Load balancing of dynamical distribution networks with flow constraints and unknown in/outflows

TL;DR

This paper develops a distributed control approach for load balancing in dynamical distribution networks with flow constraints and unknown constant inflows/outflows, ensuring convergence to consensus.

Contribution

It introduces a port-Hamiltonian based Lyapunov method for load balancing under flow constraints in directed networks, extending previous models to more realistic flow limitations.

Findings

Distributed PI controllers achieve load balancing despite unknown inflows/outflows.

Necessary and sufficient conditions for load balancing with flow constraints are derived.

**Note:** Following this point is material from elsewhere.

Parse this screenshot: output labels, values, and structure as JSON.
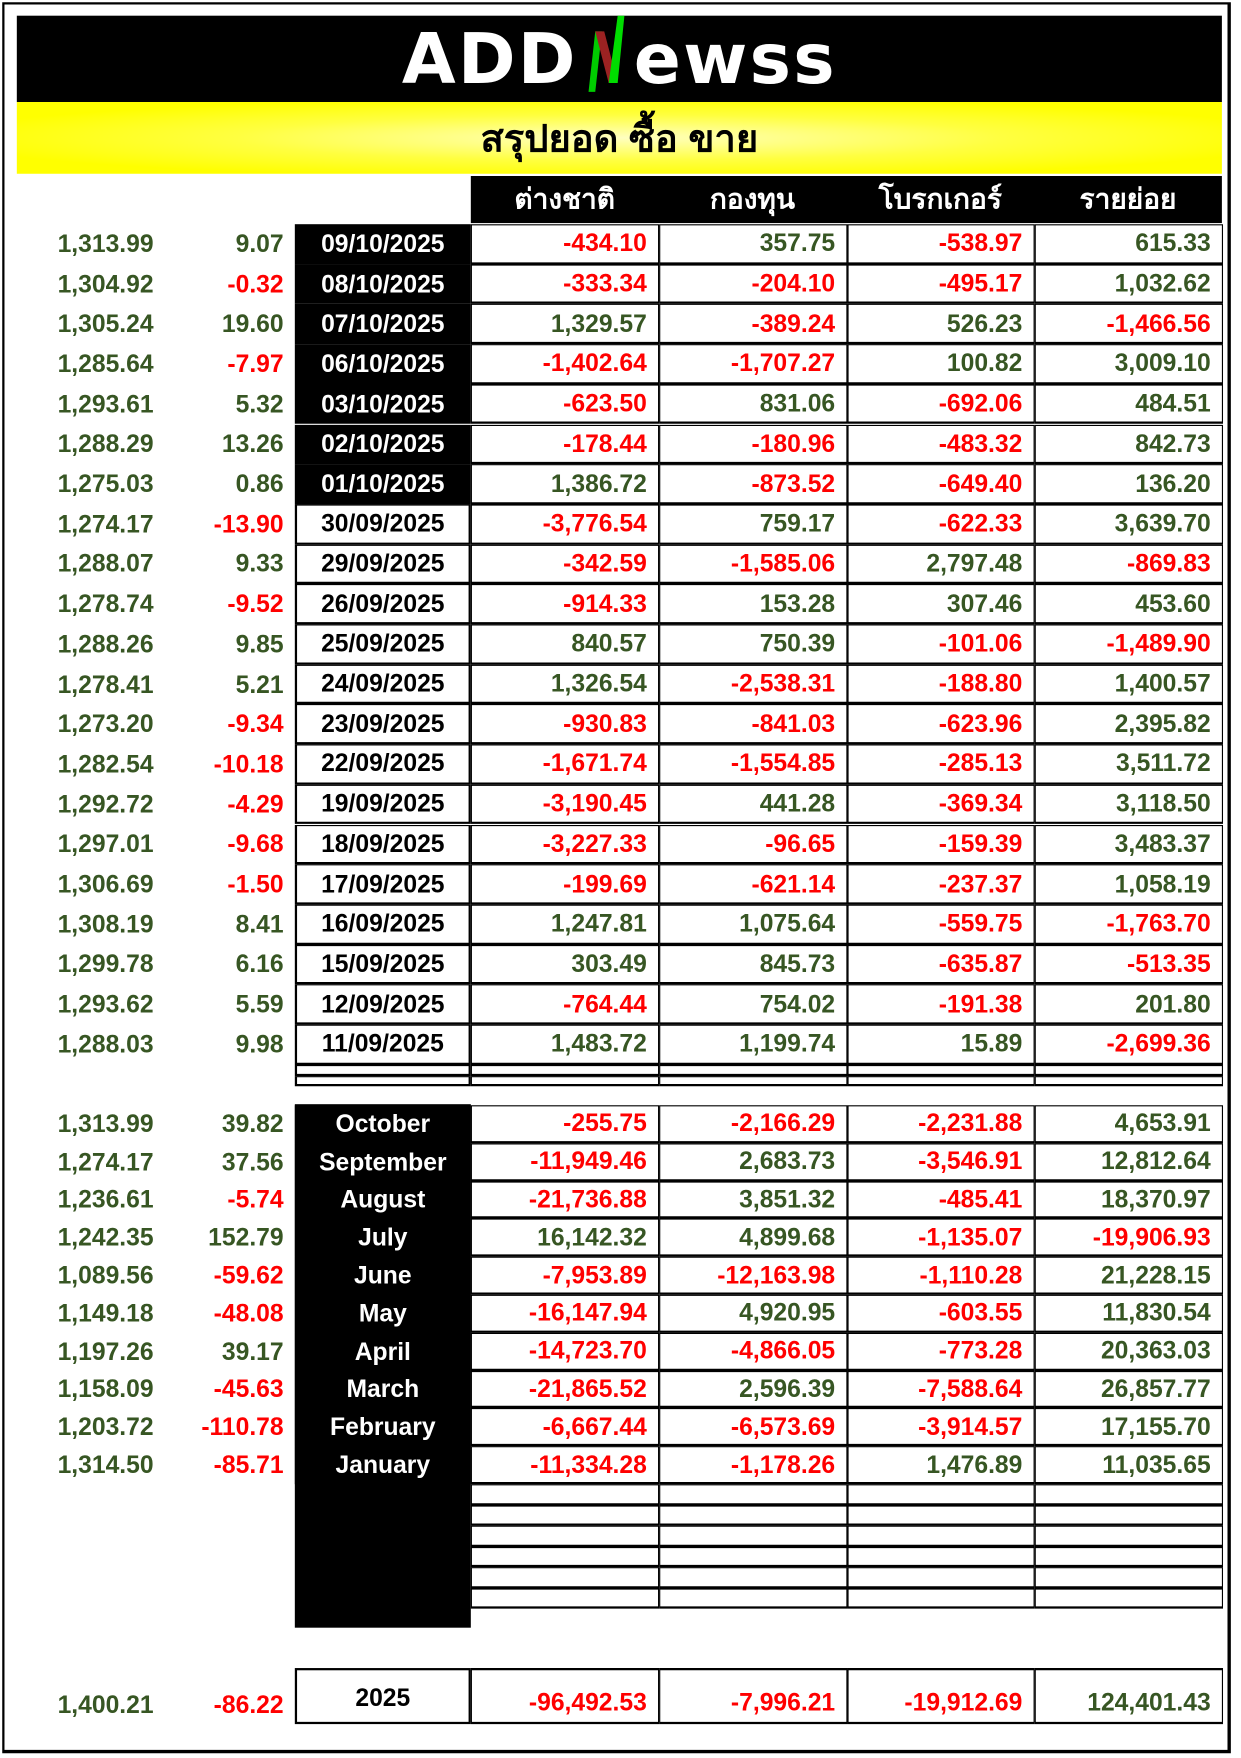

The approach guarantees convergence to consensus in constrained flow networks.

Abstract

We consider a basic model of a dynamical distribution network, modeled as a directed graph with storage variables corresponding to every vertex and flow inputs corresponding to every edge, subject to unknown but constant inflows and outflows. As a preparatory result it is shown how a distributed proportional-integral controller structure, associating with every edge of the graph a controller state, will regulate the state variables of the vertices, irrespective of the unknown constant inflows and outflows, in the sense that the storage variables converge to the same value (load balancing or consensus). This will be proved by identifying the closed-loop system as a port-Hamiltonian system, and modifying the Hamiltonian function into a Lyapunov function, dependent on the value of the vector of constant inflows and outflows. In the main part of the paper the same problem will be addressed for the case that the input flow variables are {\it constrained} to take value in an interval. We will derive sufficient and necessary conditions for load balancing, which only depend on the structure of the network in relation with the flow constraints.